A Book Review
David Hendin’s Guide to Biblical Coins (6th ed.) is the latest expansion of a book first published in 1976 as Guide to Ancient Jewish Coins. It is a detailed numismatic reference work covering Judaean coins dating from the 4th century BC to the 2nd century AD. Changes warranting this new edition include the removal and addition of various coins along with updates to reflect scholarly advances in the field. The adjective “biblical” in the book’s title indicates that Hendin is concerned with coins from the time of the Bible: Old Testament, New Testament, and also the Apocrypha (1). And it has tremendous value for Bible students and numismatists alike. There is practical advice on legally collecting coins. There are enjoyable autobiographical accounts of the author’s coin collecting exploits. And there are helpful references to rabbinical literature that shed further light on these coins. Readers will also find explanations of how coins were produced, dated, and valued. The chapter titles provide an overview of the book’s scope. (I have included the subheadings for the chapter on NT coins since this was my primary interest in the book.)
Chapter 1: Biblical Coins
Chapter 2: Scale Weights to Coinage
Chapter 3: Persian Period: Philistia
Chapter 4: Persian Period: Samaria and Judah
Chapter 5: Ptolemaic and Seleucid Coins
Chapter 6: Hasmonean Dynasty
Chapter 7: Herodian Dynasty
Chapter 8: The Roman Governors of Judea
Chapter 9: The Jewish War
Chapter 10: Bar Kokhba Revolt
Chapter 11: Judea and Rome
Chapter 12: New Testament Coins
- Coins of Jesus and His World
- The Poor Widow’s Mites
- Sheqels of Tyre
- The 30 Pieces of Silver
- The Coin in the Fish’s Mouth
- The Tribute Penny
- The Travels of Paul of Tarsus
- Seven Churches of Asia Minor
Chapter 13: Related Issues
There is much in this book that will appeal to numismatists interested in the coins of the biblical world, particularly for those covering the Old Testament and intertestamental period. Hendin’s coverage is thorough, but his treatment of New Testament coins (Chapter 12) is slim and mixed. For the lepton, he devotes a disproportionate amount of attention to explaining the word choices of the King James Bible translators. At the same time, I did find this chapter helpful for its identification of the lepton as a prutah or half-prutah. But this book’s audience would be more likely to prefer some of Hendin’s more criticial work, such as found in his treatment of the “Sheqels of Tyre.” Categorizing these coins according to their KJV terminology is also confusing, as evidenced by “Farthing.” Under this heading the author briefly mentions the assarion and quadrans because both are translated with the same English word in the KJV.
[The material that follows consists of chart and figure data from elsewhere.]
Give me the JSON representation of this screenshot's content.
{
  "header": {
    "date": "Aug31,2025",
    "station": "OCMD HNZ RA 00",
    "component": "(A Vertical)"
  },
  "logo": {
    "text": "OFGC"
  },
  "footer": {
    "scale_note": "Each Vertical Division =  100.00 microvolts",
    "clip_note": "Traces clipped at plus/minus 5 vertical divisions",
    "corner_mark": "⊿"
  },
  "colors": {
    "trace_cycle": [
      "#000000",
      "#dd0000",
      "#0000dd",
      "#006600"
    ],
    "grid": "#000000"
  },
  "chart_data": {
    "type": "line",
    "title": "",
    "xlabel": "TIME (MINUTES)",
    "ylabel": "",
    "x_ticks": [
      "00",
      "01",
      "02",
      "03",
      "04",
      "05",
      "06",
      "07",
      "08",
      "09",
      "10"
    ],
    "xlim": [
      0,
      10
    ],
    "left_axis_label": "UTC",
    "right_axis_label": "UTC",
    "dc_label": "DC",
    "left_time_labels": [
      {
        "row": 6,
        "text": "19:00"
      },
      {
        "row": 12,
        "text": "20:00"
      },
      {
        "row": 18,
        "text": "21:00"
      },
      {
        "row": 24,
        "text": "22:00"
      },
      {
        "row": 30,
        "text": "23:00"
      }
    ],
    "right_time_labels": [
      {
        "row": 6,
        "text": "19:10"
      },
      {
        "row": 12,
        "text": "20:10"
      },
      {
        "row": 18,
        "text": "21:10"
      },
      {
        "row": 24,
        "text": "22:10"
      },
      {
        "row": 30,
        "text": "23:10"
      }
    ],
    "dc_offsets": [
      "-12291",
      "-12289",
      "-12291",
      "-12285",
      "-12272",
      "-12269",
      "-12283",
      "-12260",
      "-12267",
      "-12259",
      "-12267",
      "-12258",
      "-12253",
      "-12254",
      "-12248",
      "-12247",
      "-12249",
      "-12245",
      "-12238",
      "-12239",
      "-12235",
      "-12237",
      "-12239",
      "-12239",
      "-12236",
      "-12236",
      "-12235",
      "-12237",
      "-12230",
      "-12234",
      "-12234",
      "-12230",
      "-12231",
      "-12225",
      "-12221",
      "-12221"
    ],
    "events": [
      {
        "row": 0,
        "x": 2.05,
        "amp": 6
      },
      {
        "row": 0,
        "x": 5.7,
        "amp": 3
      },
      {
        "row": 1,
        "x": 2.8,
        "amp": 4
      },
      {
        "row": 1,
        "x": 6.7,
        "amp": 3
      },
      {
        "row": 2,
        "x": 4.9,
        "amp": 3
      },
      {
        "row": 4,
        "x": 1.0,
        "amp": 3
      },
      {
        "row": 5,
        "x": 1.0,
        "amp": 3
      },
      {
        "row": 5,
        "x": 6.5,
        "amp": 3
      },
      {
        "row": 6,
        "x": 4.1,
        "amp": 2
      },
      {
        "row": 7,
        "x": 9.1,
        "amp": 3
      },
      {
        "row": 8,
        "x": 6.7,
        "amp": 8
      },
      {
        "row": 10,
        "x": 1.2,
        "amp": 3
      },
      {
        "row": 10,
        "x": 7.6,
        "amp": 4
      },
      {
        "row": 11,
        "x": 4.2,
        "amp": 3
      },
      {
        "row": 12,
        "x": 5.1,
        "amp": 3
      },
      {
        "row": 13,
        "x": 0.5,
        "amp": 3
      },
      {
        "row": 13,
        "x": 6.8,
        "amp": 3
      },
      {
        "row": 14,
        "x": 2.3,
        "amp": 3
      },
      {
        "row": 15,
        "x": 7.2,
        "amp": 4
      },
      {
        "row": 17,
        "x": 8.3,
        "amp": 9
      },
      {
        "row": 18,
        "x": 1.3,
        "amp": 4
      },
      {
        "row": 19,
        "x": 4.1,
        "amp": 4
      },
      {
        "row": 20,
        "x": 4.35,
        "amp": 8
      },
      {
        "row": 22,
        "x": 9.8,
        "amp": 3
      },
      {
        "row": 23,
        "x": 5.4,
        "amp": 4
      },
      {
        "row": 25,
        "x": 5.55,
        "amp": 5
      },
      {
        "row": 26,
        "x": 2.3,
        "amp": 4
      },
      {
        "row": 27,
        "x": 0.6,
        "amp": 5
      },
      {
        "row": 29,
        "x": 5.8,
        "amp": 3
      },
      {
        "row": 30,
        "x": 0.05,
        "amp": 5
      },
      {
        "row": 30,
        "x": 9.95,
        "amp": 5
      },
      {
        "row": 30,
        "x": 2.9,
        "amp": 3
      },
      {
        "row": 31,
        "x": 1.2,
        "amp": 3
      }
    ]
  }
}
This book also includes 69 plates of coins featuring images of 681 coins. These can be cross-referenced with other editions than to a concordance also included at the end.
David Hendin is to be commended for years of interest and study in his subject matter. It is clear throughout the book, interspersed with many personal anecdotes, that he cares deeply about this discipline. Numismatists interested in the coins of Israel will find a rich source of information in this book. Bible students interested specifically in the coins in the Bible will also glean some useful data, but they will probably need to look to other resources for more information.
Special thanks to the American Numismatic Society for a free digital copy of this book. This did not affect my thoughts in any way so far as I know.